Suasana di sekitar Jalaluddin pun mulai tampak luluh. Orang-orang sudah mulai tenang kembali. Dan Jalaluddin tahu, bahwa mereka tidak akan memusuhi dan menyakiti Syamsuddin lagi. Mereka kelihatan seperti menyesal.
Untuk itu Jalaluddin kemudian mengutus Sultan Walad, putranya, untuk menemui Syamsuddin sambil membawa berbagai barang yang menyenangkan. Harapannya, Syamsuddin sudi kembali ke Kauniyah.
Jalaluddin juga berpesan pada putranya, agar memohonkan maaf atas perlakuan orang-orang Kauniyah yang telah tega menyakiti hati sang guru. Dan untuk menyenangkan hati Jalaluddin, Syamsuddin kembali ke Kauniyah. Alangkah gembira hati Jalaluddin menyambut kembalinya sang guru.
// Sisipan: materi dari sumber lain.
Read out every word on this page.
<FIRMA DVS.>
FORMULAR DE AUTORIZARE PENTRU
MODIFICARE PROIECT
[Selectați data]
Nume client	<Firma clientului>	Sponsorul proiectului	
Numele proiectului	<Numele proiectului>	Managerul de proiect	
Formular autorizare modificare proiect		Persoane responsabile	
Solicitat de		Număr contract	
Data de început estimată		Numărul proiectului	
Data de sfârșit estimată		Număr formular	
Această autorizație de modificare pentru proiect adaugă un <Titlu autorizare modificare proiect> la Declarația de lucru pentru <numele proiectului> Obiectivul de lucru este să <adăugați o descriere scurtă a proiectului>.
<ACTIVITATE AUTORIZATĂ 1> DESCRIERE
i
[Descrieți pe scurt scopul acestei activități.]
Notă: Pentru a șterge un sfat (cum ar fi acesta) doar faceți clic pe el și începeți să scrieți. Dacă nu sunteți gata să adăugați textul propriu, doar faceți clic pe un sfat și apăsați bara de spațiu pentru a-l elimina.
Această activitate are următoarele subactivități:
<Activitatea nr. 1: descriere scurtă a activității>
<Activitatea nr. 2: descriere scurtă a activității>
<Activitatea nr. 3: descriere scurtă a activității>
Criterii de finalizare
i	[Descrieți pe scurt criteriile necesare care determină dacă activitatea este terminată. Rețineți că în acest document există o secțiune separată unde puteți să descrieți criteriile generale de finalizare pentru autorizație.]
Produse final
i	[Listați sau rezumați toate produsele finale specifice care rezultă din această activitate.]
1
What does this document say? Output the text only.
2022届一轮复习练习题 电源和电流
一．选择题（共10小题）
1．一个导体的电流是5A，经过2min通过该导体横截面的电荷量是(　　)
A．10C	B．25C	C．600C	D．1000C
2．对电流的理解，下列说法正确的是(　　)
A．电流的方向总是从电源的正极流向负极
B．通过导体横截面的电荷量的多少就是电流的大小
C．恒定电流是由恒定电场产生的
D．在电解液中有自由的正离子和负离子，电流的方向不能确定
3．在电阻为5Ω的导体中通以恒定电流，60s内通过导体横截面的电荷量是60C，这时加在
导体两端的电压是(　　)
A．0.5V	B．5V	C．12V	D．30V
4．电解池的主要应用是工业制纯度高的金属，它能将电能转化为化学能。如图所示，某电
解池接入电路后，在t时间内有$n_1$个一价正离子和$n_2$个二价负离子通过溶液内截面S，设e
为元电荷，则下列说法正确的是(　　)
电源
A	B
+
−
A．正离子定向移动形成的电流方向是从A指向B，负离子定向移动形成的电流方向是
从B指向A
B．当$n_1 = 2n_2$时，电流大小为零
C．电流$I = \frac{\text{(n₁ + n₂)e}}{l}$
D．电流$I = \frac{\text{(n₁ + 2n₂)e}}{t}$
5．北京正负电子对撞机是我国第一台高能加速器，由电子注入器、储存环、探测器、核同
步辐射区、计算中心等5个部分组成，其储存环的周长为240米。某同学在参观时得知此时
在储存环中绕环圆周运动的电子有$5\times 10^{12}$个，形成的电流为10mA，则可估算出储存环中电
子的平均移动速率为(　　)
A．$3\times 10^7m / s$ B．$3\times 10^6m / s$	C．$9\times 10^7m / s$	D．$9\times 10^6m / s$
Sikap hormat dan rasa cinta Jalaluddin kepada gurunya yang satu ini memang luar biasa. Rasanya Jalaluddin ingin selalu bersamanya. Tak hendak berpisah barang sehari pun. Namun keinginan Jalaluddin tinggal sebagai keinginan. Takdir Allah menghendaki lain. (bersambung)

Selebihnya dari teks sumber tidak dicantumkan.